Sie alle haben ihre Träume. Träume, etwas Besseres zu werden als das, was sie jetzt sind. Die Schnelllebigkeit und Anonymität unserer Gesellschaft, das Geltungsbedürfnis und das neoliberale Streben nach etwas Besserem, die ständige Selbstinszenierung in einer Welt der sozialen Netzwerke: Lemke und Krummel bringen all diese Themen und Aspekte auf den Punkt, indem sie die Bewohner des Hochhauses als Mikrokosmos eben jener Gesellschaft zeigen. Sie selbst kommentieren nicht und halten sich zurück; doch mit der Kamera sind sie nah an den Menschen. Die entlarvenden Gespräche und Begegnungen der Bewohner sagen so viel mehr von ihrem inneren Antrieb, als es in jedem Interview möglich wäre.

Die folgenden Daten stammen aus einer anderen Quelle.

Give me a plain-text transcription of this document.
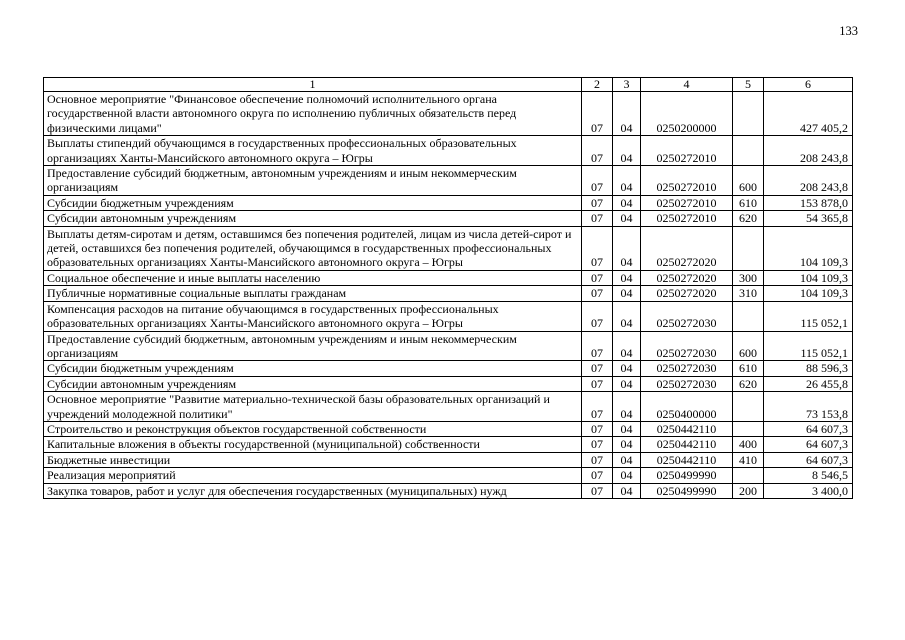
133
1	2	3	4	5	6
Основное мероприятие "Финансовое обеспечение полномочий исполнительного органа государственной власти автономного округа по исполнению публичных обязательств перед физическими лицами"	07	04	0250200000		427 405,2
Выплаты стипендий обучающимся в государственных профессиональных образовательных организациях Ханты-Мансийского автономного округа – Югры	07	04	0250272010		208 243,8
Предоставление субсидий бюджетным, автономным учреждениям и иным некоммерческим организациям	07	04	0250272010	600	208 243,8
Субсидии бюджетным учреждениям	07	04	0250272010	610	153 878,0
Субсидии автономным учреждениям	07	04	0250272010	620	54 365,8
Выплаты детям-сиротам и детям, оставшимся без попечения родителей, лицам из числа детей-сирот и детей, оставшихся без попечения родителей, обучающимся в государственных профессиональных образовательных организациях Ханты-Мансийского автономного округа – Югры	07	04	0250272020		104 109,3
Социальное обеспечение и иные выплаты населению	07	04	0250272020	300	104 109,3
Публичные нормативные социальные выплаты гражданам	07	04	0250272020	310	104 109,3
Компенсация расходов на питание обучающимся в государственных профессиональных образовательных организациях Ханты-Мансийского автономного округа – Югры	07	04	0250272030		115 052,1
Предоставление субсидий бюджетным, автономным учреждениям и иным некоммерческим организациям	07	04	0250272030	600	115 052,1
Субсидии бюджетным учреждениям	07	04	0250272030	610	88 596,3
Субсидии автономным учреждениям	07	04	0250272030	620	26 455,8
Основное мероприятие "Развитие материально-технической базы образовательных организаций и учреждений молодежной политики"	07	04	0250400000		73 153,8
Строительство и реконструкция объектов государственной собственности	07	04	0250442110		64 607,3
Капитальные вложения в объекты государственной (муниципальной) собственности	07	04	0250442110	400	64 607,3
Бюджетные инвестиции	07	04	0250442110	410	64 607,3
Реализация мероприятий	07	04	0250499990		8 546,5
Закупка товаров, работ и услуг для обеспечения государственных (муниципальных) нужд	07	04	0250499990	200	3 400,0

Das Haus selbst wird von André Krummel in faszinierenden formal strengen und doch poetischen Bildern eingefangen. Die mächtige Höhe des Baus, die leerstehenden Geschäfte, der auf Hochglanz polierte Aufzug an der bröckelnden Fassade oder die Choreographie des Öffnens der Fenster – das Excelsior-Haus ist mehr als nur Handlungsort, es wird zum Protagonist des Films. Ein stimmungsvoller Soundtrack mit leichter Barmusik und eine ausgezeichnete Montage schaffen zusätzliche Atmosphäre. Ein Film mit leisem Humor, genauem Blick und offenem Ohr. Erik Lemke und André Krummel gelingt mit »Berlin Excelsior« eine authentische Milieu- und Gesellschaftsstudie, die von dem bekannten Produzenten Peter Rommel ermöglicht wurde.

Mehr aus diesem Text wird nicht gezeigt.